Если человек все время думает об одном, у него начнут пошаливать нервы. Но от мысли, что где-то свободно разгуливает неизвестный, который совершает преступление за преступлением, а может быть, и убил человека, мне стало не по себе. Неприятно. И профессионально. И по-человечески. Все это меня очень тревожило, а я должен был сидеть и думать, нет ли еще какой-нибудь зацепки, чтобы что-то узнать. Теперь я знал твердо только одно: за паном Братиславом Подгайским тоже нужно следить, а для того, чтобы мне выделили еще одного наблюдателя, мне придется обратиться к Бахтик у. Сказать по правде, мне не очень хотелось просить его, хотя я знал, что он мне не откажет.

Я чуть не забыл про папку с иллюстрациями, за которыми пришел. Пани Ландова была слишком хорошо воспитана, чтобы напомнить мне о них, и счастье, что, когда я уже направился к выходу, случайно заметил эту папку на комоде. Я взял ее и начал извиняться; а когда брал, стер ею пыль с комода. Пыли было немного. Дня за два в городе всегда наберется такой слой. Хозяйки приходят в ужас, а остальным на это наплевать.

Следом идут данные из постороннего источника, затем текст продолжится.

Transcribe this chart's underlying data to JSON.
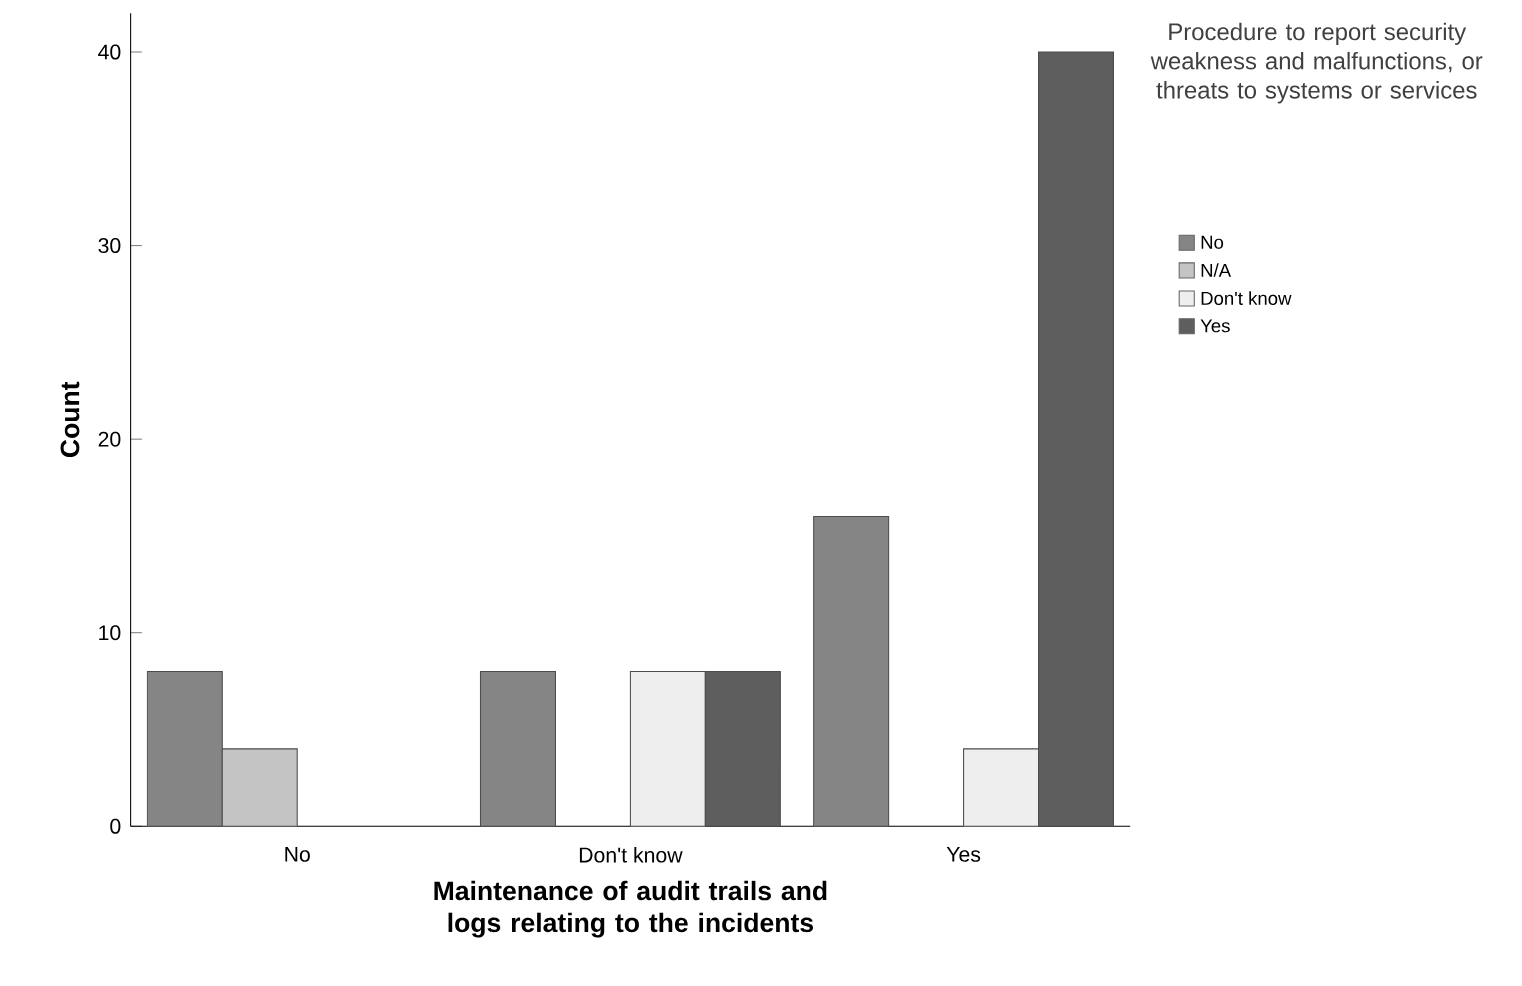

Я вежливо распрощался с пани Ландовой и поставил на место постового. Потом медленно поплелся домой. Шел дождь. Я люблю ходить под дождем. На улицах меньше народу, и завеса дождя отделяет одного пешехода от другого, так что каждый может думать о своем. Папку с иллюстрациями я спрятал под пальто. Дома эту папку положил на столик и решил повнимательнее посмотреть содержимое. Испачканный пылью рисунок лежал сверху. Это был какой-то овчар. Он протягивал принцессе какую-то кружку, а у принцессы был унылый, глупый вид. Иллюстрации действительно были не очень удачные, но в данный момент меня не это интересовало. Меня интересовала пыль. Само собой, это была совсем обычная пыль, а, скажем, не золотая, но только если на комоде пыль, значит, в квартире и в ателье ее дня два никто не вытирал. Если ее не вытирали с комода, так не вытирали и с картин; значит, картину на стене сдвинул кто-то другой, потому что, когда я позавчера уходил, картина висела ровно.

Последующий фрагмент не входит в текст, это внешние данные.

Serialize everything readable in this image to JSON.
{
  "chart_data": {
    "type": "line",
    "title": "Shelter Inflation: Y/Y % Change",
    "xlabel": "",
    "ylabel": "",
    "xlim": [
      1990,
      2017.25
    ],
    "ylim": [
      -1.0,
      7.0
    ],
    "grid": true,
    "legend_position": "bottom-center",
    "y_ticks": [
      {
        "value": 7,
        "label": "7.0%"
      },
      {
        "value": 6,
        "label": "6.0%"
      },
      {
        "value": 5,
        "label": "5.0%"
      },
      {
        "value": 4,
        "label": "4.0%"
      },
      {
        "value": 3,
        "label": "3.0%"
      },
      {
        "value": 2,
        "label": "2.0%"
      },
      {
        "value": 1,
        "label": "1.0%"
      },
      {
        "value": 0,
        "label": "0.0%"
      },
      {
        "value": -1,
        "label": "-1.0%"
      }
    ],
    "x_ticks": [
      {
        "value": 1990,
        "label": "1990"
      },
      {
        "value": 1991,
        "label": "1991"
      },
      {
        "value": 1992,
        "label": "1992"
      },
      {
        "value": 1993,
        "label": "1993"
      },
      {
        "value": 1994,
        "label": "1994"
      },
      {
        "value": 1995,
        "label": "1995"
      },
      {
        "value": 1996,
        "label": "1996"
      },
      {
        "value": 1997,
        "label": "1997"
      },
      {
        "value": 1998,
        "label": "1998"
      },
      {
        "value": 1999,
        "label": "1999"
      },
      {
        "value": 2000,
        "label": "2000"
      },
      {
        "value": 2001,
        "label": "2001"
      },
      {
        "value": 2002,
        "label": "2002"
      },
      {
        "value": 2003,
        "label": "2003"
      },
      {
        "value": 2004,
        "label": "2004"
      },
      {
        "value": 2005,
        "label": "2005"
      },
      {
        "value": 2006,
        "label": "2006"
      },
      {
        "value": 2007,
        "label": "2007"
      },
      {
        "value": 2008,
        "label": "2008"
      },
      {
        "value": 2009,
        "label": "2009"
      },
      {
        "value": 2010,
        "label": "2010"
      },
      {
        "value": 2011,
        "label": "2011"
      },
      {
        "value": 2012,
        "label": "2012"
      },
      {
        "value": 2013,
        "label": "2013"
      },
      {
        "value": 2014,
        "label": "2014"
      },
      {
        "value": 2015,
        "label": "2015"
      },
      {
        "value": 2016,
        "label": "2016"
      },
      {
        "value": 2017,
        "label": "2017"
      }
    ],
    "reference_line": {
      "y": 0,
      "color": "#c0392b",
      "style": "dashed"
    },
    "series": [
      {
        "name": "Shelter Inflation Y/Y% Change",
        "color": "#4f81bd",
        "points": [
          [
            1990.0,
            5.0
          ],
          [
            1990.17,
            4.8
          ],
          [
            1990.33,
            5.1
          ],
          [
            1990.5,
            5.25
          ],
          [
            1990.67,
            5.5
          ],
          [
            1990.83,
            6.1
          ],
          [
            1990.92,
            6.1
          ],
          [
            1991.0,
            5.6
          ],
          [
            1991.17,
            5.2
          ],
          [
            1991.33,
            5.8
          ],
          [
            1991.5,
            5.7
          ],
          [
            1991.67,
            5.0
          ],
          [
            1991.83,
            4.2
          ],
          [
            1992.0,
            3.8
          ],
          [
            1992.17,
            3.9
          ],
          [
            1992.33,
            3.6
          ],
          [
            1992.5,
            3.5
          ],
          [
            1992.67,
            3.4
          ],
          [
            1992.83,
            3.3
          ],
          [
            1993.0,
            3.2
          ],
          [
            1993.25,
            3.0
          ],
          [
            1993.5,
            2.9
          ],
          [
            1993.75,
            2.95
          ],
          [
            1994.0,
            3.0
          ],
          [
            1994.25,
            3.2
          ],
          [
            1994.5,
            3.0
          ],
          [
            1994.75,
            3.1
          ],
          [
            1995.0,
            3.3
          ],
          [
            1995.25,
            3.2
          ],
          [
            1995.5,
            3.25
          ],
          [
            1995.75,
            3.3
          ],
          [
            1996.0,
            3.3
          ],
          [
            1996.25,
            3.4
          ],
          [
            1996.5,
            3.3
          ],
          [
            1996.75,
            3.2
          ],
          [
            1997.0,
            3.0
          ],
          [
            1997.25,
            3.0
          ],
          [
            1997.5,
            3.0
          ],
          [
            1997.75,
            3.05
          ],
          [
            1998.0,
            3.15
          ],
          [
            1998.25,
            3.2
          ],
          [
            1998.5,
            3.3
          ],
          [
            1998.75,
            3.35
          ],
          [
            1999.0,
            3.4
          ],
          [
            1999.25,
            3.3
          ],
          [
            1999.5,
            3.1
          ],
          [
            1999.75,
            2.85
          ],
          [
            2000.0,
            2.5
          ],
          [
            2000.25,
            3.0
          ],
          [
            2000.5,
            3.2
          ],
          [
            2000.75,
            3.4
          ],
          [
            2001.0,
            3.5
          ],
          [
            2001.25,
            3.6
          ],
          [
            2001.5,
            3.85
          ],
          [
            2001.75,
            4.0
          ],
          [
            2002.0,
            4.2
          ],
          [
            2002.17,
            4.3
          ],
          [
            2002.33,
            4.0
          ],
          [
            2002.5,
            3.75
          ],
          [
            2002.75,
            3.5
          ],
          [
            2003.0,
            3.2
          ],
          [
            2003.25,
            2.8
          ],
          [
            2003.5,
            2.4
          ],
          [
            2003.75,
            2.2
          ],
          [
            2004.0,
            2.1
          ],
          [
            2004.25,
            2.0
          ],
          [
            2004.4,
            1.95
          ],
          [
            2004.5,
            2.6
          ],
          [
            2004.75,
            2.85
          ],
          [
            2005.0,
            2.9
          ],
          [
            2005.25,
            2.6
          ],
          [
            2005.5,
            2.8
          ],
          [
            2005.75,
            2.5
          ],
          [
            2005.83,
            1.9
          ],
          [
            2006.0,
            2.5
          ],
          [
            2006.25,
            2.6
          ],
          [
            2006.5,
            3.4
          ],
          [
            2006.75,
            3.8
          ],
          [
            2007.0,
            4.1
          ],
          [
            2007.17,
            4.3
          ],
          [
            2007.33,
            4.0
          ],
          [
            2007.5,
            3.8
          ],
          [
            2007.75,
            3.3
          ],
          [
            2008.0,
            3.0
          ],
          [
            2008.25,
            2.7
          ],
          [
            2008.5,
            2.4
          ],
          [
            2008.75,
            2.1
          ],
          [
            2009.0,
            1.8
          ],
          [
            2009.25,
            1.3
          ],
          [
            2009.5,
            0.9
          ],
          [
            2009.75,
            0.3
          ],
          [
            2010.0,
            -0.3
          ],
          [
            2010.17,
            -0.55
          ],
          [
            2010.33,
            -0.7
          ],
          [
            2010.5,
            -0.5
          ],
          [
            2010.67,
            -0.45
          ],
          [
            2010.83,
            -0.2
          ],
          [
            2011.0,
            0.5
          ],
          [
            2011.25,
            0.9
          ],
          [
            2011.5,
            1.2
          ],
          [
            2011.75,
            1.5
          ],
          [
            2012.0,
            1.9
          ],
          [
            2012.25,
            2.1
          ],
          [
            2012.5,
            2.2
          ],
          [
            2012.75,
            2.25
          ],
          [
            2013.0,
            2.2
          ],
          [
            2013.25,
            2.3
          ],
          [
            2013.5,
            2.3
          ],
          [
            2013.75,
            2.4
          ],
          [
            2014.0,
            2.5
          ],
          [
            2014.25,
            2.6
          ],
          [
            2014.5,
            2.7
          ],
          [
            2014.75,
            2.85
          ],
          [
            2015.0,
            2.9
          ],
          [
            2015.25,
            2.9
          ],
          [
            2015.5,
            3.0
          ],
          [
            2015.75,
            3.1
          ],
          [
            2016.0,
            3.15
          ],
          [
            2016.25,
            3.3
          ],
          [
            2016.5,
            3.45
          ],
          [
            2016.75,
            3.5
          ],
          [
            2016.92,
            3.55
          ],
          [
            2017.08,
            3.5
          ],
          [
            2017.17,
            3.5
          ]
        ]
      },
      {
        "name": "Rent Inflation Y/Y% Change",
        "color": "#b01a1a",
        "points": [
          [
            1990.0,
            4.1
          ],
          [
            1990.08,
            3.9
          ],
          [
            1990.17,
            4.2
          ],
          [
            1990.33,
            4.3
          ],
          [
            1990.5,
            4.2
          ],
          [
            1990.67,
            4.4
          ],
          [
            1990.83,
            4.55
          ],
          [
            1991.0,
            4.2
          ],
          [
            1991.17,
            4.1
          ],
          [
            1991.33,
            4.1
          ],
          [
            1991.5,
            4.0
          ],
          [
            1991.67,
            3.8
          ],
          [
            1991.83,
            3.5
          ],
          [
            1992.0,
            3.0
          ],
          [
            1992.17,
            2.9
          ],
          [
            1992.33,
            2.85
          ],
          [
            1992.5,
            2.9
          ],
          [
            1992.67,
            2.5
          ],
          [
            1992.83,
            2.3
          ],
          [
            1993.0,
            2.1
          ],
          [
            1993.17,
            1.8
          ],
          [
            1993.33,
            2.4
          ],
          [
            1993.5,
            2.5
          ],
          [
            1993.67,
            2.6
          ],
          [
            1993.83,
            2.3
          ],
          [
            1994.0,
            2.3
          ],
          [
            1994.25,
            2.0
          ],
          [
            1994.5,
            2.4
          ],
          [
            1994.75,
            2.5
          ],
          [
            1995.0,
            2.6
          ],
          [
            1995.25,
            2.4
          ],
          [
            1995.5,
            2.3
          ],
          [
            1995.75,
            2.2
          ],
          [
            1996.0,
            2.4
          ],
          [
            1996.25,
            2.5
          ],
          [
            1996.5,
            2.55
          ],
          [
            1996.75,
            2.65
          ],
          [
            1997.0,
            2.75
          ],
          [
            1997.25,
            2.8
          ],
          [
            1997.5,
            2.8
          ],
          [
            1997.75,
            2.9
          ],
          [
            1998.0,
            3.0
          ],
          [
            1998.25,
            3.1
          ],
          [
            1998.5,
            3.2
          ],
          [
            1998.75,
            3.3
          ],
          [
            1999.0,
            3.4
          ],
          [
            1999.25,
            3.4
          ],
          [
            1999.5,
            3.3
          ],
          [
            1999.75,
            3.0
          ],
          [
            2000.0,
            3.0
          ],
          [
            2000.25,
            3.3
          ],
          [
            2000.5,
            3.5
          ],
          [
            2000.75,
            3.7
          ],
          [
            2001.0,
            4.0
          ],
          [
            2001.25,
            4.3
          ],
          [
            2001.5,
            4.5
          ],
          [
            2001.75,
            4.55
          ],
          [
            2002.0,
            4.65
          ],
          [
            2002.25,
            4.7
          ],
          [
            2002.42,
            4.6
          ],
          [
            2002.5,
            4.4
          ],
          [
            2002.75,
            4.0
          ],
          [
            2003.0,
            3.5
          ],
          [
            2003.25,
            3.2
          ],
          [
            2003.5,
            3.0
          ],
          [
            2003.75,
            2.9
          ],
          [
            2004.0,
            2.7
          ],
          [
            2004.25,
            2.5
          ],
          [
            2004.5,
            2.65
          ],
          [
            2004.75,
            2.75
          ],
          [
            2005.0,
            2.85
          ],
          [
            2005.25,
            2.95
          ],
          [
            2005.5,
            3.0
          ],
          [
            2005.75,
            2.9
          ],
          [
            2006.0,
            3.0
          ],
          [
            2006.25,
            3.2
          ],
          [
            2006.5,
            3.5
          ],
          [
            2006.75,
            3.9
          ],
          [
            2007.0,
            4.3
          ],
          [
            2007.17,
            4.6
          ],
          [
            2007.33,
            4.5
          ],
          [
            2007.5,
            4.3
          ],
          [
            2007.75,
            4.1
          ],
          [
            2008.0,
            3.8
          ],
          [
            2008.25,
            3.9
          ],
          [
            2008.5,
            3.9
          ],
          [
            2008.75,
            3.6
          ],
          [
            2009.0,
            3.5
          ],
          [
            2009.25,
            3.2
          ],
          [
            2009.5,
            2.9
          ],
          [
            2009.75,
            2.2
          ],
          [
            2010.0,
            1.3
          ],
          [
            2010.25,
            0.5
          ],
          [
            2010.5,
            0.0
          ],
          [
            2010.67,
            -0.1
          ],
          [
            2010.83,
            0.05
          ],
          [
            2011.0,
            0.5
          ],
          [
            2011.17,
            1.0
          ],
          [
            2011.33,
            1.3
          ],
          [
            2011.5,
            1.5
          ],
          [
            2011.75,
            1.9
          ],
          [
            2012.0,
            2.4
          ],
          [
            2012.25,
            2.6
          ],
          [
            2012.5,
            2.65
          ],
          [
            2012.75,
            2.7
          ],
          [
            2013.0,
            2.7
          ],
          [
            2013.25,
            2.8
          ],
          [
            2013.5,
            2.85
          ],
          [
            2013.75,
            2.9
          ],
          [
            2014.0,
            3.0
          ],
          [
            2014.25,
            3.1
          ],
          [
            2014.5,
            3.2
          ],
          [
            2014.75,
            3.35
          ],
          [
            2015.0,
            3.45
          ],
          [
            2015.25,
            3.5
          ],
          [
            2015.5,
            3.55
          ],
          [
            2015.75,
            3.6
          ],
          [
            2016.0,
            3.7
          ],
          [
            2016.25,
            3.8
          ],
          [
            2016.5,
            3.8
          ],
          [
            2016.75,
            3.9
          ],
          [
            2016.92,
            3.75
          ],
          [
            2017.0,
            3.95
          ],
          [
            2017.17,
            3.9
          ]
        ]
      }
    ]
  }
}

Из чужих там в эти дни был Подгайский. Может быть, еще кто-то, но он — наверняка. Дядя-администратор живописью не интересуется. Может быть, он действительно ею не интересуется. Но его может интересовать что-то другое, иначе бы он не стал трогать картину. Он не мог задеть ее плечом, потому что она висит как раз над большим креслом, а случайно кресло никто не станет отодвигать.